Si nette et si décisive que fût la réponse, M. de Champdoce ne voulut pas l'entendre.
—A votre résistance obstinée, reprit-il, j'avais cru reconnaître les perfides conseils d'une femme décidée à tirer profit de votre inexpérience, et qui, pour s'emparer plus sûrement de vous, caressait votre orgueil et vos passions mauvaises.
Il s'interrompit, attendant un mot; il ne vint pas.
—Cette femme, que je soupçonnais, poursuivit-il, je l'ai cherchée, et, comme bien vous pensez, je l'ai trouvée. J'arrive du bois de Bivron. Faut-il vous dire que j'y ai rencontré Mlle Diane de Sauvebourg?

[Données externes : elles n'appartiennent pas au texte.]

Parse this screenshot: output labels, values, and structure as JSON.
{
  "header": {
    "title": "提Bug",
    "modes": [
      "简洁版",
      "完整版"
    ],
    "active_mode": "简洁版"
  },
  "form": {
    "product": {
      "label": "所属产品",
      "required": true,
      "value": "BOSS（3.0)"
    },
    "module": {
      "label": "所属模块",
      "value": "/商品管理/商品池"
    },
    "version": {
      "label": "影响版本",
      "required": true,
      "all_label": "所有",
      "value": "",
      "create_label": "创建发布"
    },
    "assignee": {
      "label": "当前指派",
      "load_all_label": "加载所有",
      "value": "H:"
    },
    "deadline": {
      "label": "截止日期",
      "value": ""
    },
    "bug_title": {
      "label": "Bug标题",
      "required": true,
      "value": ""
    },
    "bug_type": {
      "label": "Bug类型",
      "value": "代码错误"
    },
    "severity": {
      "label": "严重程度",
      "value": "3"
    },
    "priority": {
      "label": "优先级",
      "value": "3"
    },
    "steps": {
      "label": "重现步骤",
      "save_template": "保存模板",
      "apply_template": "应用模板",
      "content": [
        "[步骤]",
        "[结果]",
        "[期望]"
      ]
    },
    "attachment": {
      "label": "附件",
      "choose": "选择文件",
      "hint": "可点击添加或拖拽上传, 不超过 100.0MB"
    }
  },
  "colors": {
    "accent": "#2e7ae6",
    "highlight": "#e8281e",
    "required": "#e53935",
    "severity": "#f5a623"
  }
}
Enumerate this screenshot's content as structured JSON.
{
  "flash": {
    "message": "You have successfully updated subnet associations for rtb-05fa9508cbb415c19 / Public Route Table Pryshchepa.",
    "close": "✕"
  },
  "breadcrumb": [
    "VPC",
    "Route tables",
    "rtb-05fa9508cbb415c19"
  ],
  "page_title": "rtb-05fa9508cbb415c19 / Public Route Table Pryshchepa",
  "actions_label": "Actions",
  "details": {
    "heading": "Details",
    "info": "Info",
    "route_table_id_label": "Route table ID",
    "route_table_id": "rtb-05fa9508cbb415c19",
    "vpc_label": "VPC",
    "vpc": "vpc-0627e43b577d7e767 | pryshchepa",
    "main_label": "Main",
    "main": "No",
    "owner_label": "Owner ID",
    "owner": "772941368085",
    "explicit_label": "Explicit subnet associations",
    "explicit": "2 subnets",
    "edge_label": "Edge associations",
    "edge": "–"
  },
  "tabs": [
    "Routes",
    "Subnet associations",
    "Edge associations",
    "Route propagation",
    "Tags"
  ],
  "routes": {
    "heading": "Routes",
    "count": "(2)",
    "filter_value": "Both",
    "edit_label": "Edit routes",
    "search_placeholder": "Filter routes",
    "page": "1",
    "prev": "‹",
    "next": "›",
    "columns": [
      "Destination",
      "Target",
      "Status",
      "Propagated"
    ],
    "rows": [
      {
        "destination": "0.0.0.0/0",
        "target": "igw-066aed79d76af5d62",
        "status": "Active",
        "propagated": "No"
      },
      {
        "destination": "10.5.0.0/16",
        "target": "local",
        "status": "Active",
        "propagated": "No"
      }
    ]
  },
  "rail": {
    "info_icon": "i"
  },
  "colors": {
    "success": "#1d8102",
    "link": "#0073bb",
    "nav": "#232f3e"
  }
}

—Et... vous lui avez parlé?
—Oui. Je lui ai dit ce que je pense de ces aventurières qui poursuivent de leurs agaceries les dupes qu'elles se proposent d'exploiter.
—Mon père!
—Quoi!... Vous seriez-vous laissé prendre aux beaux semblants d'amour de cette demoiselle? Je vous croyais plus perspicace. Ce n'est pas à vous, marquis, qu'elle en veut, la fine mouche, mais bien à notre fortune et à notre nom. Mais je suis là, moi, jarnidieu! et je lui ai appris, si elle l'ignorait, qu'il y a des maisons où on enferme les femmes qui détournent les jeunes gens!...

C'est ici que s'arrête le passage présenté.